Tuesday, December 18, 2012

The Hobbit and Adventures

Midnight showings are the best. This past week, half of the Axis staff went to the midnight showing of the Hobbit, where entertainment began well before the movie’s first scene. We arrived nearly two hours early and already the auditorium was packed with elves, hobbits, Darth Vader (oops), and one dragon. In the small open area in front of the screen we enjoyed several tumbling passes by a couple of gymnasts followed by a group of elvish Christmas carolers, a “fife-off” as Daniel Giddings (Axis Team Director) called it, and one epic accident. A teenage male with a flat-brimmed Yankees cap decided to do a back-flip, and most likely broke his leg – we’ll just leave it at that.

But this blog is not about the events before the movie, this blog is about a specific theme within the movie itself.

Apathy to action.

Don’t click off the screen yet. I know that we are Axis and we are always talking about apathy to action, but if you’ve read the book or seen the movie you know that this is a valid take-away from the story. Let me explain.

At the beginning of the Hobbit we meet Bilbo Baggins, a rather successful Hobbit, at least as Hobbits go. He had one of, if not, the nicest and most comfortable Hobbit-holes in the Shire. His pantry was full of delicious foods, he smoked a nice handcrafted wooden pipe, and lived a routine that was both relaxing and void of those nasty things called adventures. In every way he was happy, and I would argue not doing anything wrong. In other words, this story is not a story of realizing the evil in one’s life and changing. This is the story of a normal Hobbit, doing normal Hobbit things, without realizing that life has so much more to offer him. (kind of sounds like us, doesn’t it)
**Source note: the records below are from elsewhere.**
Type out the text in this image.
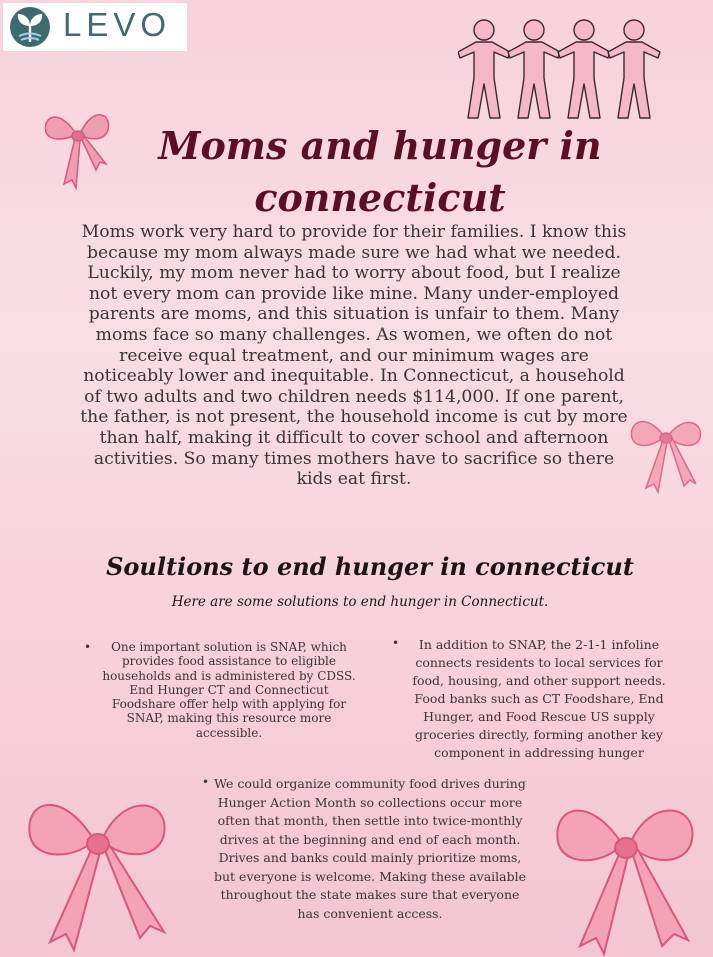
LEVO
Moms and hunger in
connecticut

Moms work very hard to provide for their families. I know this because my mom always made sure we had what we needed. Luckily, my mom never had to worry about food, but I realize not every mom can provide like mine. Many under-employed parents are moms, and this situation is unfair to them. Many moms face so many challenges. As women, we often do not receive equal treatment, and our minimum wages are noticeably lower and inequitable. In Connecticut, a household of two adults and two children needs $114,000. If one parent, the father, is not present, the household income is cut by more than half, making it difficult to cover school and afternoon activities. So many times mothers have to sacrifice so there kids eat first.

Soultions to end hunger in connecticut

Here are some solutions to end hunger in Connecticut.

•	One important solution is SNAP, which provides food assistance to eligible households and is administered by CDSS. End Hunger CT and Connecticut Foodshare offer help with applying for SNAP, making this resource more accessible.

•	In addition to SNAP, the 2-1-1 infoline connects residents to local services for food, housing, and other support needs. Food banks such as CT Foodshare, End Hunger, and Food Rescue US supply groceries directly, forming another key component in addressing hunger

• We could organize community food drives during Hunger Action Month so collections occur more often that month, then settle into twice-monthly drives at the beginning and end of each month. Drives and banks could mainly prioritize moms, but everyone is welcome. Making these available throughout the state makes sure that everyone has convenient access.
In quick summary, Bilbo’s life is turned upside down by a wizard and a very large group of energetic and hungry dwarves who are recruiting him for an adventure. Although there’s a look in Bilbo’s eye of curiosity, he is adamantly opposed to joining their journey. With the persuasiveness of the wizard, and in response to his gut – Bilbo decides to go for it.

One of the stronger lines in the movie is where Gandalf says, “the world is not found in your maps and compasses, Bilbo. The world is out there.” (paraphrase)

By the end of the movie and throughout the book we see Bilbo becoming a very different Hobbit than he was in his comfortable life back home. And this is where the theme of apathy to action comes in.

Bilbo could have kept living his life as a Hobbit, and wouldn’t have necessarily been doing anything wrong or evil by staying in his Hobbit-hole. But it took the adventure of a treacherous journey and noble mission for Bilbo to finally become all that he could be. Bilbo could not have imagined or cultivated the ability and talent that was within him from his armchair.

The same can be said of us. Take away the Hobbit-hole and replace it with the American dream, replace the wooden pipe with a television, and instead of an armchair picture a couch. Are we, in essence, Hobbits? Do we pursue a comfortable and relaxing life over the adventure of making a difference in the world?

While I was watching the movie, I couldn’t help but think about my own life. When Bilbo was sitting their eating his artisan meal of grilled fish with fresh lemons – I pictured myself handcrafting a latte with homemade syrups and the perfect espresso shot. And when Gandalf told Bilbo that the world is not found in his maps and compasses, but out there – I couldn’t help but picture the adventures that I try to experience through movies and books instead of actually living an adventure myself.

I don’t know about you, but my life often feels apathetic and distracted. I look around and see people who seem to be making an impact, but I look at my life and feel like, well, a Hobbit. But I have a hunch that it’s not because adventure is dead, but because I don’t search for it.  

What do you think? Do you find it hard to live an adventure? What do you think keeps us from experiencing a true adventure?